It was standing room only at the Music Gallery last night for the first of two concerts featuring the works of Vinko Globokar this weekend, but by the close of the second half of the evening’s programme you wouldn’t have noticed because everyone was standing to applaud. (More about applause as wrecking ball at the end of this.)

What a feast, for players and audience alike. I remember reading about Globokar that every work in his fifty year career poses a different question, requiring a different aesthetic answer – that he never repeats himself. Boy does he ever not! Billed as “Back to Back,” because different presenters did the honours in the first half and second half of the programme, it might just as well have been billed “Back to Back to Back to Back,” because each of the four pieces was as distinctive as could be imagined.

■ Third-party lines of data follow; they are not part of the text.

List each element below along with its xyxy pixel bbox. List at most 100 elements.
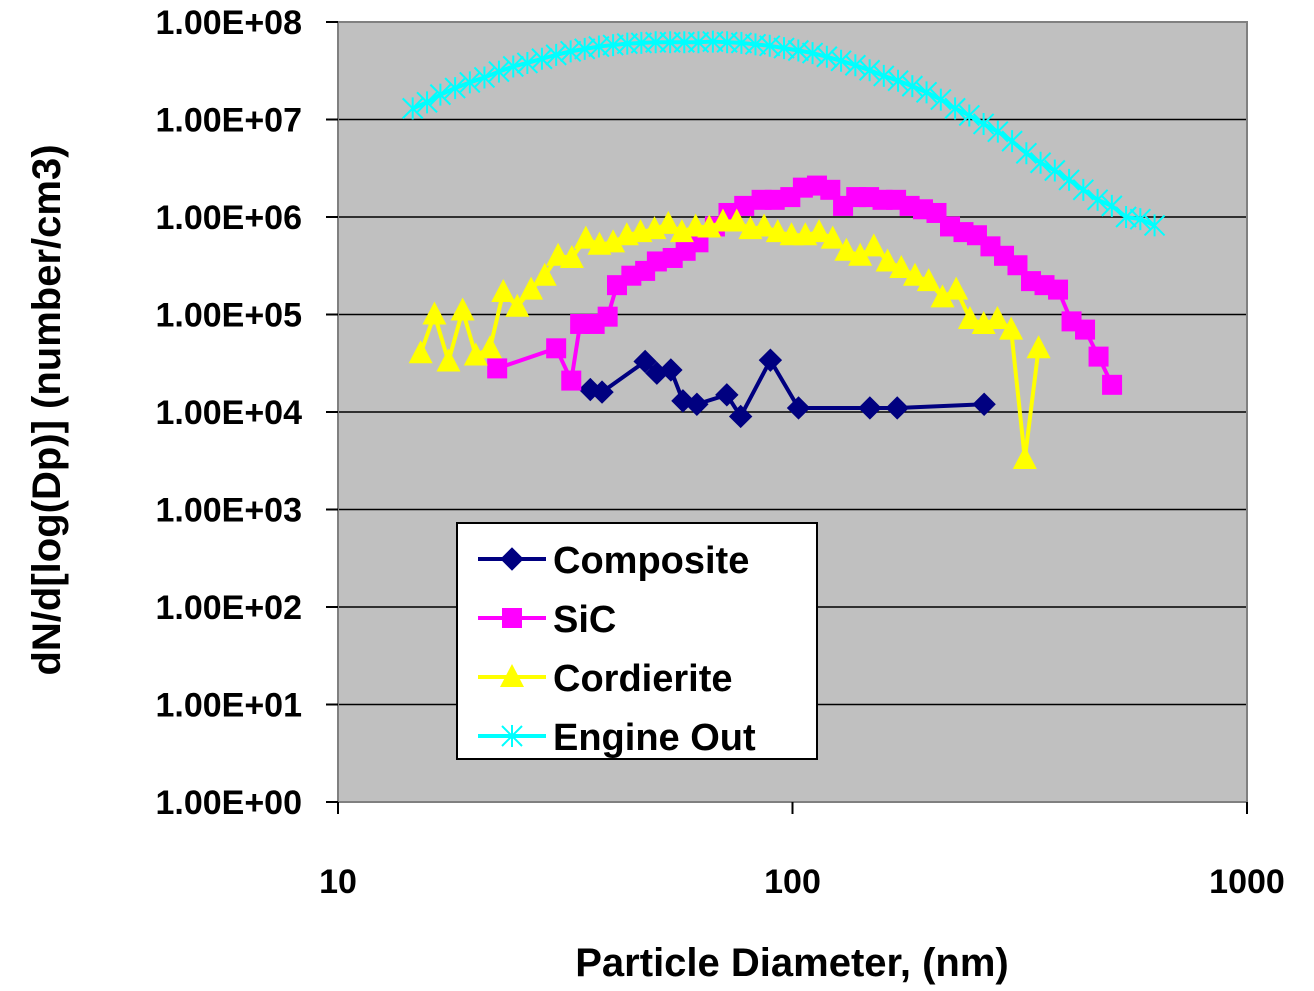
data-point <box>916 268 941 292</box>
data-point <box>408 340 433 364</box>
legend-marker <box>501 725 523 747</box>
data-point <box>957 305 982 329</box>
data-point <box>416 91 438 114</box>
legend-item: SiC <box>478 599 616 641</box>
data-point <box>1007 255 1028 276</box>
data-point <box>834 237 859 261</box>
data-point <box>519 276 544 300</box>
data-point <box>502 55 524 78</box>
data-point <box>545 43 567 66</box>
data-point <box>887 69 909 92</box>
data-point <box>773 37 795 60</box>
data-point <box>858 396 882 420</box>
data-point <box>1143 214 1166 237</box>
data-point <box>559 244 584 268</box>
data-point <box>590 380 614 404</box>
data-point <box>873 64 895 87</box>
legend-item: Composite <box>478 540 749 582</box>
data-point <box>1088 346 1109 367</box>
data-point <box>786 396 811 420</box>
data-point <box>463 342 488 366</box>
data-point <box>1129 208 1152 231</box>
y-tick-label: 1.00E+01 <box>155 687 302 725</box>
data-point <box>1072 178 1095 201</box>
data-point <box>985 305 1010 329</box>
series-cordierite <box>408 208 1051 469</box>
y-tick-label: 1.00E+00 <box>155 784 302 822</box>
data-point <box>574 37 596 60</box>
data-point <box>972 112 995 135</box>
data-point <box>473 66 496 89</box>
y-tick-label: 1.00E+02 <box>155 589 302 627</box>
data-point <box>685 392 709 416</box>
data-point <box>1101 194 1123 217</box>
data-point <box>1012 445 1037 469</box>
legend: Composite SiC Cordierite Engine Out <box>456 522 818 760</box>
data-point <box>728 404 753 429</box>
data-point <box>972 392 996 416</box>
legend-label: SiC <box>553 599 616 641</box>
y-tick-label: 1.00E+03 <box>155 492 302 530</box>
data-point <box>1048 279 1069 300</box>
data-point <box>820 225 845 249</box>
data-point <box>597 306 618 327</box>
data-point <box>559 40 582 63</box>
x-tick-label: 1000 <box>1209 863 1285 901</box>
legend-item: Cordierite <box>478 658 732 700</box>
data-point <box>401 97 424 120</box>
data-point <box>765 219 790 243</box>
data-point <box>459 71 481 94</box>
series-layer <box>401 30 1166 469</box>
data-point <box>752 213 777 237</box>
data-point <box>734 195 755 216</box>
legend-label: Engine Out <box>553 717 756 759</box>
y-tick-label: 1.00E+05 <box>155 297 302 335</box>
y-tick-label: 1.00E+08 <box>155 4 302 42</box>
data-point <box>656 210 681 234</box>
legend-label: Cordierite <box>553 658 732 700</box>
data-point <box>830 49 852 72</box>
data-point <box>889 254 914 278</box>
series-sic <box>487 175 1123 395</box>
data-point <box>1044 159 1066 182</box>
data-point <box>915 81 938 104</box>
legend-marker <box>500 547 524 571</box>
data-point <box>724 208 749 232</box>
data-point <box>944 276 969 300</box>
series-composite <box>578 348 996 429</box>
data-point <box>764 189 785 210</box>
data-point <box>1001 130 1023 153</box>
data-point <box>429 83 452 106</box>
y-axis-ticks: 1.00E+00 1.00E+01 1.00E+02 1.00E+03 1.00E+04… <box>155 4 338 822</box>
x-tick-label: 10 <box>319 863 357 901</box>
data-point <box>944 97 966 120</box>
data-point <box>646 251 667 272</box>
data-point <box>422 301 447 325</box>
data-point <box>1075 319 1096 340</box>
data-point <box>902 262 927 286</box>
data-point <box>532 262 557 286</box>
data-point <box>885 396 909 420</box>
data-point <box>999 316 1024 340</box>
data-point <box>1102 374 1123 395</box>
data-point <box>1029 151 1052 174</box>
data-point <box>488 60 510 83</box>
legend-label: Composite <box>553 540 749 582</box>
x-axis-title: Particle Diameter, (nm) <box>575 941 1009 985</box>
legend-marker <box>502 608 522 628</box>
data-point <box>450 297 475 321</box>
data-point <box>697 214 722 238</box>
data-point <box>633 349 657 374</box>
data-point <box>801 42 824 65</box>
data-point <box>758 348 783 372</box>
data-point <box>930 88 952 111</box>
x-axis-ticks: 10 100 1000 <box>319 802 1285 901</box>
data-point <box>601 229 626 253</box>
data-point <box>505 293 530 317</box>
data-point <box>436 348 461 372</box>
data-point <box>987 120 1009 143</box>
data-point <box>659 358 683 382</box>
data-point <box>858 59 881 82</box>
data-point <box>875 248 900 272</box>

In the first, “Au-dela d’une etude pour percussion” percussionist David Schotzko was put through his paces in a series of evolving, and to my eye and ear devilishly difficult, “exercises” on a wide range of percussion instruments. “If the percussionist is interested only in percussion” Globokar says, they can simply play through sections A to P without stopping.” If on the other hand “the percussionist is interested in things other than percussion – such as fencing, karate, ... the production of noises with the body,... a variety of cries,... or mime, then he can invent six short performances and place them in a suitable space, outside the scope of the percussion.” The list of other interests he gives is much longer than the few I have cited, but no matter, because Schotzko, of course, chose nothing from the list, opting instead for a dextrous little episode of swishy casting with a fly fishing rod, followed by five bouts of chopping, dicing, dusting, cooking and consuming a meal on stage, each episode cunningly and ferociously amplified. As the piece proceeded one had to deal with the somewhat alarming realization that not even artistry of the highest order could hope to match the percussive (and compositional) wizardry of a piece of meat frying on a plate. Smelt good, though.

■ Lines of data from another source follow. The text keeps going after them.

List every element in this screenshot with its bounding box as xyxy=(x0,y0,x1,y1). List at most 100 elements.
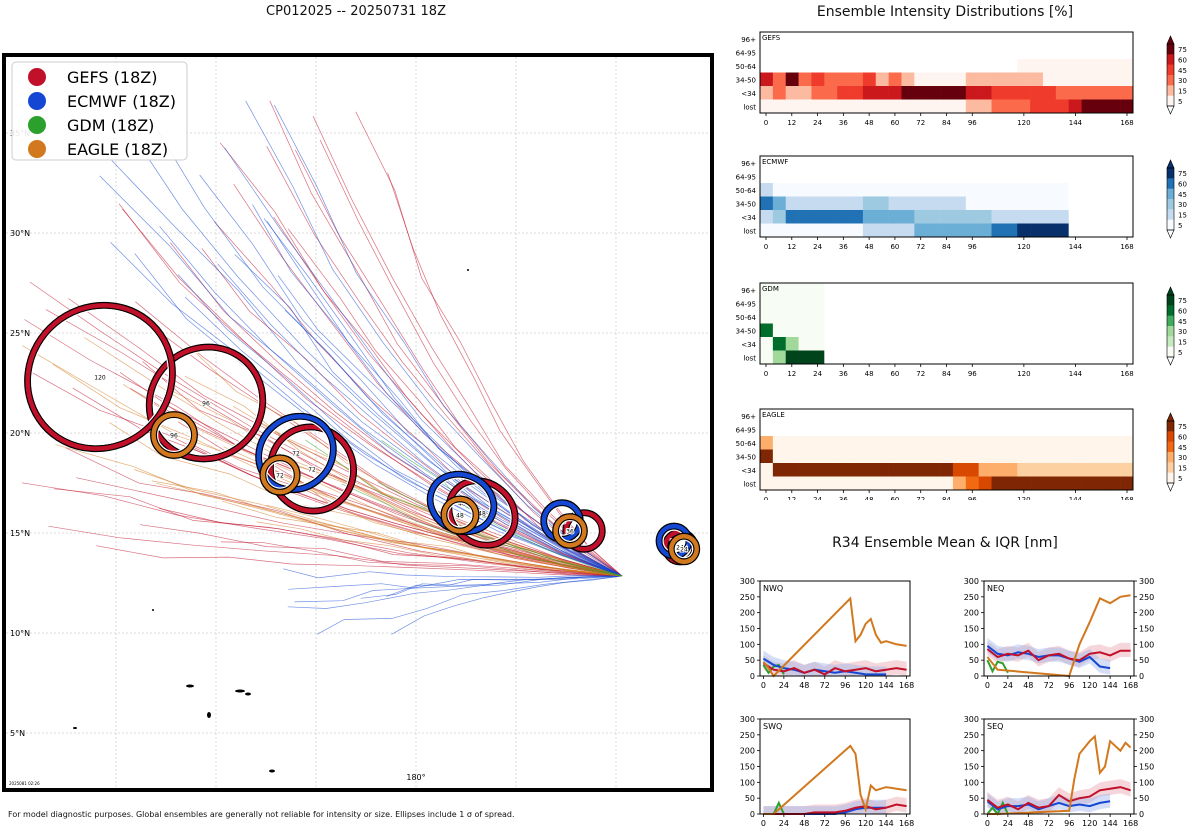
heat-cell xyxy=(965,337,979,351)
heat-y-label: 50-64 xyxy=(736,63,757,71)
heat-cell xyxy=(901,196,915,211)
heat-cell xyxy=(811,210,825,224)
heat-cell xyxy=(940,72,954,87)
heat-cell xyxy=(772,283,787,297)
heat-cell xyxy=(965,350,979,365)
heat-cell xyxy=(1120,476,1134,491)
r34-y-label-right: 100 xyxy=(1139,778,1154,787)
heat-cell xyxy=(1030,296,1044,311)
r34-y-label: 50 xyxy=(745,794,755,803)
r34-y-label: 300 xyxy=(740,715,755,724)
heat-y-label: lost xyxy=(743,354,756,362)
r34-x-label: 168 xyxy=(899,819,914,828)
heat-cell xyxy=(824,196,838,211)
heat-cell xyxy=(862,86,877,100)
heat-cell xyxy=(811,86,825,100)
heat-x-label: 12 xyxy=(787,119,796,127)
heat-cell xyxy=(991,476,1005,491)
colorbar-extend-bottom xyxy=(1166,229,1175,239)
heat-cell xyxy=(875,463,889,477)
heat-cell xyxy=(772,183,787,197)
heat-cell xyxy=(1042,45,1057,60)
colorbar-segment xyxy=(1167,431,1174,442)
heat-cell xyxy=(772,86,787,100)
heat-cell xyxy=(837,45,851,60)
colorbar-tick: 60 xyxy=(1178,181,1187,189)
r34-x-label: 120 xyxy=(1082,819,1097,828)
heat-cell xyxy=(940,476,954,491)
heat-cell xyxy=(760,350,774,365)
track-line xyxy=(288,575,623,590)
heat-cell xyxy=(862,476,877,491)
heat-cell xyxy=(1081,449,1095,464)
heat-cell xyxy=(901,45,915,60)
heat-cell xyxy=(824,476,838,491)
heat-cell xyxy=(1055,196,1069,211)
heat-cell xyxy=(888,436,902,450)
r34-y-label: 250 xyxy=(740,731,755,740)
heat-cell xyxy=(1042,296,1057,311)
heat-cell xyxy=(1004,99,1018,114)
heat-cell xyxy=(785,169,799,184)
track-line xyxy=(283,568,623,579)
heat-cell xyxy=(760,409,774,423)
colorbar: 75 60 45 30 15 5 xyxy=(1166,286,1187,366)
heat-cell xyxy=(1107,45,1121,60)
r34-y-label: 100 xyxy=(964,778,979,787)
heat-cell xyxy=(1107,99,1121,114)
heat-cell xyxy=(875,449,889,464)
heat-cell xyxy=(1107,86,1121,100)
r34-x-label: 96 xyxy=(840,819,850,828)
heat-x-label: 120 xyxy=(1017,370,1030,378)
heat-cell xyxy=(1055,296,1069,311)
heat-cell xyxy=(875,86,889,100)
heat-cell xyxy=(978,99,992,114)
heat-cell xyxy=(1055,72,1069,87)
track-line xyxy=(265,504,623,577)
heat-cell xyxy=(952,99,967,114)
colorbar-tick: 60 xyxy=(1178,57,1187,65)
heat-cell xyxy=(1004,45,1018,60)
heat-cell xyxy=(1068,296,1082,311)
heat-cell xyxy=(1120,223,1134,238)
track-line xyxy=(294,575,623,603)
heat-cell xyxy=(888,323,902,338)
heat-cell xyxy=(1068,449,1082,464)
ellipse-hour-label: 48 xyxy=(478,511,486,518)
timestamp-stamp: 2025081 02:26 xyxy=(9,781,40,786)
colorbar-segment xyxy=(1167,64,1174,76)
track-line xyxy=(289,464,623,577)
heat-cell xyxy=(1030,283,1044,297)
eagle-ellipse xyxy=(259,454,301,496)
heat-x-label: 168 xyxy=(1120,370,1133,378)
heat-cell xyxy=(927,183,941,197)
heat-cell xyxy=(1068,409,1082,423)
heat-x-label: 24 xyxy=(813,243,822,251)
heat-cell xyxy=(952,86,967,100)
heat-cell xyxy=(978,323,992,338)
heat-cell xyxy=(1107,32,1121,46)
heat-cell xyxy=(811,463,825,477)
heat-cell xyxy=(1094,223,1108,238)
heat-x-label: 24 xyxy=(813,496,822,500)
heat-cell xyxy=(1094,436,1108,450)
colorbar: 75 60 45 30 15 5 xyxy=(1166,35,1187,115)
heat-x-label: 96 xyxy=(968,496,977,500)
track-line xyxy=(109,422,623,577)
heat-cell xyxy=(901,323,915,338)
track-line xyxy=(134,253,623,577)
heat-cell xyxy=(914,72,928,87)
legend-label: ECMWF (18Z) xyxy=(67,92,176,111)
heat-cell xyxy=(850,449,864,464)
heat-cell xyxy=(1055,210,1069,224)
heat-cell xyxy=(824,86,838,100)
heat-cell xyxy=(952,310,967,324)
heat-cell xyxy=(1081,59,1095,73)
r34-panel-name: SWQ xyxy=(763,722,782,731)
heat-cell xyxy=(1120,337,1134,351)
track-line xyxy=(223,446,623,577)
heat-cell xyxy=(875,32,889,46)
heat-cell xyxy=(798,310,812,324)
heat-cell xyxy=(785,32,799,46)
heat-x-label: 60 xyxy=(890,119,899,127)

The second piece was illustrative of another facet of Globokar’s own life and work in that it was a true improvisation by four musicians (trombonists Scott Good and Heather Segger, and percussionists Schotzko and Dan Morphy who worked with Globokar during his two week residency). The four had never worked together before this week (and in fact I was a fly on the wall at their very first session together, exactly a week ago). At that first session they did about a fifteen minute improvisation, with Globokar listening. It was interesting, and resolved easily enough. Globokar talked a bit about his own years as an improviser, how their cardinal rules were never to discuss what they had just played, and never to discuss what they were about to play. And then he simply said “So do another, but this time, play longer.” It was fascinating last night to watch and listen to how that simple instruction still informed the “final” piece, as it wandered along its course, through a classy, deft first ending into a difficult rebirth (for the audience too) and a second, less tidy but emotionally far more satisfying close.
The first half of the programme concluded with “Dos a Dos” (Back to Back), “for any two mobile instrumentalists,” in this case trombonist David Pell and saxophonist Wallace Halladay. “Throughout the piece the performers have a tumultuous relationship, and battle for supremacy” is how the programme notes put it, and that sums it up quite neatly (although “neat” in the tidy sense, is not, as you may have gathered by now, Globokar’s signature.)

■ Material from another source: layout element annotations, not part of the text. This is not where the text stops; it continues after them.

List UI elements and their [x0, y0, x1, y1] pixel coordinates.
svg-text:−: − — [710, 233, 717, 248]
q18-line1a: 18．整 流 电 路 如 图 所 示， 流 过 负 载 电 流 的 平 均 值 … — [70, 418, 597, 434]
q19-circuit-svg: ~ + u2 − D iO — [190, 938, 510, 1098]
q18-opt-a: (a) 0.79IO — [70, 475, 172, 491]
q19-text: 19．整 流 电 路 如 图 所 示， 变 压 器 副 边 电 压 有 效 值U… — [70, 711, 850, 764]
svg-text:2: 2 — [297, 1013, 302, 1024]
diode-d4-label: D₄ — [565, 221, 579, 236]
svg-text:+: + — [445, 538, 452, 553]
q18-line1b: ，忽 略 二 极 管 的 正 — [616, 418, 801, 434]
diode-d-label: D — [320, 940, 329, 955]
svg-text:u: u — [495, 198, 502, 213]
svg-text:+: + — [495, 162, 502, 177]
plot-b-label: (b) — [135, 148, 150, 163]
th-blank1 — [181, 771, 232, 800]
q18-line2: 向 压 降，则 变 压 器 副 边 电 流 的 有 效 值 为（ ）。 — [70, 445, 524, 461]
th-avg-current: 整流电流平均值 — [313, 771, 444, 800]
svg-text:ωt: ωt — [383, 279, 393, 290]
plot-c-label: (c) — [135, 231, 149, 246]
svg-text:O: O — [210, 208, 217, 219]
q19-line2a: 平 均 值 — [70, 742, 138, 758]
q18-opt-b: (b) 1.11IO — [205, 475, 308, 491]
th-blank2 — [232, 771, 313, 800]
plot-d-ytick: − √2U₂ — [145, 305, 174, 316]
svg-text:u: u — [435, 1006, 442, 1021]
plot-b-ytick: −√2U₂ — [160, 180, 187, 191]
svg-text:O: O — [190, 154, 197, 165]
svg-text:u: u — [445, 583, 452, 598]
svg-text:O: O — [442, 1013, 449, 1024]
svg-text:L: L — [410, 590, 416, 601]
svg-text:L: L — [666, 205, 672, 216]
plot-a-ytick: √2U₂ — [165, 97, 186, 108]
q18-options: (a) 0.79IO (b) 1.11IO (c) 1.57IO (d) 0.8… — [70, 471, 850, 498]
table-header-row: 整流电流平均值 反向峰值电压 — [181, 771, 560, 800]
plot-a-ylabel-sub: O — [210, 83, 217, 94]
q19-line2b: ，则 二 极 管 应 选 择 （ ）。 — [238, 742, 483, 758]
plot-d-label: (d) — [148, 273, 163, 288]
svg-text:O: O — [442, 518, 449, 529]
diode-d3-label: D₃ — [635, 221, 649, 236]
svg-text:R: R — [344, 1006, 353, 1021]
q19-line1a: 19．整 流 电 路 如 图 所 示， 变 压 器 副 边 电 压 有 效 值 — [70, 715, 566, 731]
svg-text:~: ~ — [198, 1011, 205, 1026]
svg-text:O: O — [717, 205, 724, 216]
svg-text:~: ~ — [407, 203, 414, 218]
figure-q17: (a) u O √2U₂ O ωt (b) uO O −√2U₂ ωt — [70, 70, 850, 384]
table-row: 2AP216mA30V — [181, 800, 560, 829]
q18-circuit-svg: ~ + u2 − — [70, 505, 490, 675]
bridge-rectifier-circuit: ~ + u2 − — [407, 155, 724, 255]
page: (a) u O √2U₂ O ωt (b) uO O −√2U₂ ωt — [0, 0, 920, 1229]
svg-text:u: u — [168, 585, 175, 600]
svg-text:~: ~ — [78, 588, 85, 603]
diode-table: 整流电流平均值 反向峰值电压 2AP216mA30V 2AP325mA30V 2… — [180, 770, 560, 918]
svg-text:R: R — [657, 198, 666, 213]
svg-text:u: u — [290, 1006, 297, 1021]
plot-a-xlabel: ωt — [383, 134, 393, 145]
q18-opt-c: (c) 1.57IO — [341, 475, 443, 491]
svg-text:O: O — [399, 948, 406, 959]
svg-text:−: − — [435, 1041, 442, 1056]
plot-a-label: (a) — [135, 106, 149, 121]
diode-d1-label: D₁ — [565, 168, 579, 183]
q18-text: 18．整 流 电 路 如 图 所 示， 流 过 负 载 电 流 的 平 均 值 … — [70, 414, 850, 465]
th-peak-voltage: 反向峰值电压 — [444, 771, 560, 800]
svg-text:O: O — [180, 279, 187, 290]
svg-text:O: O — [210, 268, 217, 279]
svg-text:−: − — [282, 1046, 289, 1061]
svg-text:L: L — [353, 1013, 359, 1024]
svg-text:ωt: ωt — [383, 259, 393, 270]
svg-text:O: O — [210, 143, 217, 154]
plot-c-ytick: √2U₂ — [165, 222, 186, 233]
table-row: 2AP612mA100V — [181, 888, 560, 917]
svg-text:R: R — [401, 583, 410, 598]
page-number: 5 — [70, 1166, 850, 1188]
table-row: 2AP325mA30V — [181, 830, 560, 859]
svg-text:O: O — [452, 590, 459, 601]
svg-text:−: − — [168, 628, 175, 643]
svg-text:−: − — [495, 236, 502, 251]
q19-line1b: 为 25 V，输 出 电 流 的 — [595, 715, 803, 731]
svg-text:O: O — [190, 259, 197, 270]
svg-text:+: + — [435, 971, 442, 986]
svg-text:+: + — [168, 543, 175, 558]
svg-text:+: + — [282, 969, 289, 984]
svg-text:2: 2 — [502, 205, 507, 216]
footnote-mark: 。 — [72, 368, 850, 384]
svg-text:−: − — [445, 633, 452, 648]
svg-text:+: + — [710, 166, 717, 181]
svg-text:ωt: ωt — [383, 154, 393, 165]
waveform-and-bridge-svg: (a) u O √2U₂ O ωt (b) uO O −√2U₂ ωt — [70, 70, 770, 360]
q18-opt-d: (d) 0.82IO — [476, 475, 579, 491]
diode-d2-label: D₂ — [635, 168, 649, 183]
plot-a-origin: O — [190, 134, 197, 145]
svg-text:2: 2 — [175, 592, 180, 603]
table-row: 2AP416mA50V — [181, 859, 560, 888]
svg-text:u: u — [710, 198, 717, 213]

I said at the outset that I would come back to the notion of “applause as wrecking ball” at the end of this, and here I am, with nothing said about the life-changing, second half of the programme “Terres brulees, ensuite ... (Burned lands, then ...)”. It’s a work scored for piano, percussion and saxophone (Stephen Clarke, Ryan Scott and Wallace Halladay, respectively), with the pianist and saxophonist relatively stationary, and the percussionist wandering (or is it driven?) through seven stations, unleashing all the cries and moans, concussions, crackles and explosions of humanity doing its very best to do its worst with all the elements available to man. As fire consumes all, and is itself consumed, little jingoistic anthemic snippets of melody blessedly fade. Darkness descends, and with it comes silence. Profound, blessed silence. But dare we hope for a lasting peace?

Nope, not in our time. Haven’t yet been in an audience in this town where some individual didn’t feel compelled to be the first to bellow bravos into the disquieting quiet or fire celebratory rifles of applause into the air hungering for at least a moment more of silent healing.

Can’t wait for Sunday’s final concert (New Music Concerts, Betty Oliphant Theatre, 8pm).